02. Video Understanding
Video introduces time as a fundamental axis. Unlike images, videos require understanding what changes, what stays constant, and the causal relationships between events.
Video as a Tensor
Video is a 4D tensor: (time, height, width, channels). For computational purposes, we sample frames and process them sequentially. The key challenge is that naive frame-by-frame processing loses temporal continuity, while aggressive temporal compression loses spatial detail.
import av
import torch
from transformers import AutoModelForVideoClassification
# Load a video using PyAV
container = av.open("kitchen_activity.mp4")
# Inspect video properties
video_stream = container.streams.video[0]
print(f"Resolution: {video_stream.width}x{video_stream.height}")
print(f"FPS: {video_stream.average_rate}")
print(f"Duration: {video_stream.duration * video_stream.time_base}")
# Common failure: forgetting time_base conversion
# Duration is in packet units, not seconds!
actual_duration_seconds = video_stream.duration * float(video_stream.time_base)
Spatial vs. Temporal Information
Frames capture appearance: objects, colors, textures, spatial arrangements. Optical flow captures motion: direction, speed, acceleration. Many video models use both, either by stacking optical flow as additional channels or by processing RGB and flow separately.
# Optical flow extraction with OpenCV
import cv2
cap = cv2.VideoCapture("kitchen_activity.mp4")
ret, prev_frame = cap.read()
while cap.isOpened():
ret, curr_frame = cap.read()
if not ret:
break
prev_gray = cv2.cvtColor(prev_frame, cv2.COLOR_BGR2GRAY)
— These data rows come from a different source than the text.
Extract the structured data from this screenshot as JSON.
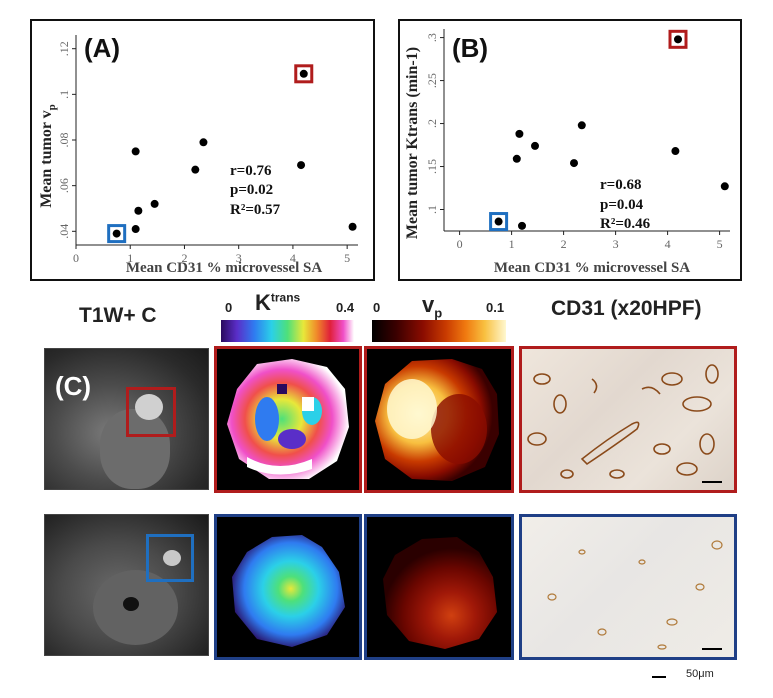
{
  "chart_data": [
    {
      "type": "scatter",
      "panel_label": "(A)",
      "xlabel": "Mean CD31 % microvessel SA",
      "ylabel_main": "Mean tumor v",
      "ylabel_sub": "p",
      "xlim": [
        0,
        5.2
      ],
      "ylim": [
        0.034,
        0.126
      ],
      "xticks": [
        0,
        1,
        2,
        3,
        4,
        5
      ],
      "yticks": [
        0.04,
        0.06,
        0.08,
        0.1,
        0.12
      ],
      "ytick_labels": [
        ".04",
        ".06",
        ".08",
        ".1",
        ".12"
      ],
      "points": [
        {
          "x": 0.75,
          "y": 0.039,
          "highlight": "blue"
        },
        {
          "x": 1.1,
          "y": 0.075
        },
        {
          "x": 1.15,
          "y": 0.049
        },
        {
          "x": 1.1,
          "y": 0.041
        },
        {
          "x": 1.45,
          "y": 0.052
        },
        {
          "x": 2.2,
          "y": 0.067
        },
        {
          "x": 2.35,
          "y": 0.079
        },
        {
          "x": 4.15,
          "y": 0.069
        },
        {
          "x": 4.2,
          "y": 0.109,
          "highlight": "red"
        },
        {
          "x": 5.1,
          "y": 0.042
        }
      ],
      "stats": {
        "r": "r=0.76",
        "p": "p=0.02",
        "r2": "R²=0.57"
      }
    },
    {
      "type": "scatter",
      "panel_label": "(B)",
      "xlabel": "Mean CD31 % microvessel SA",
      "ylabel_main": "Mean tumor Ktrans (min-1)",
      "xlim": [
        -0.3,
        5.2
      ],
      "ylim": [
        0.075,
        0.31
      ],
      "xticks": [
        0,
        1,
        2,
        3,
        4,
        5
      ],
      "yticks": [
        0.1,
        0.15,
        0.2,
        0.25,
        0.3
      ],
      "ytick_labels": [
        ".1",
        ".15",
        ".2",
        ".25",
        ".3"
      ],
      "points": [
        {
          "x": 0.75,
          "y": 0.086,
          "highlight": "blue"
        },
        {
          "x": 1.1,
          "y": 0.159
        },
        {
          "x": 1.15,
          "y": 0.188
        },
        {
          "x": 1.2,
          "y": 0.081
        },
        {
          "x": 1.45,
          "y": 0.174
        },
        {
          "x": 2.2,
          "y": 0.154
        },
        {
          "x": 2.35,
          "y": 0.198
        },
        {
          "x": 4.15,
          "y": 0.168
        },
        {
          "x": 4.2,
          "y": 0.298,
          "highlight": "red"
        },
        {
          "x": 5.1,
          "y": 0.127
        }
      ],
      "stats": {
        "r": "r=0.68",
        "p": "p=0.04",
        "r2": "R²=0.46"
      }
    }
  ],
  "images": {
    "panel_label": "(C)",
    "t1w_title": "T1W+ C",
    "ktrans_title": "K",
    "ktrans_sup": "trans",
    "ktrans_min": "0",
    "ktrans_max": "0.4",
    "vp_title": "v",
    "vp_sub": "p",
    "vp_min": "0",
    "vp_max": "0.1",
    "cd31_title": "CD31 (x20HPF)",
    "scale_label": "50μm"
  },
  "colors": {
    "highlight_red": "#b01c1c",
    "highlight_blue": "#1f6fc0",
    "frame_red": "#b01c1c",
    "frame_blue": "#1f3f86"
  }
}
curr_gray = cv2.cvtColor(curr_frame, cv2.COLOR_BGR2GRAY)
# Compute Farneback optical flow
flow = cv2.calcOpticalFlowFarneback(
prev_gray, curr_gray,
None,
pyr_scale=0.5,
levels=3,
winsize=15,
iterations=3,
poly_n=5,
poly_sigma=1.2,
flags=0
)
# flow shape: (H, W, 2) - 2 channels for u, v displacement
prev_frame = curr_frame
Local verification checkpoint
Run the smallest example from this chapter in a local workspace and record the package version, runtime, data path, and observed output. If the result depends on model size, vector count, CPU/GPU backend, or available memory, note that constraint beside the exercise so the lesson remains reproducible.
Write a Python function that extracts frames at 1 FPS from a video file using PyAV. Handle the edge case where video duration is less than 1 second. Test with a 0.5-second clip and verify behavior.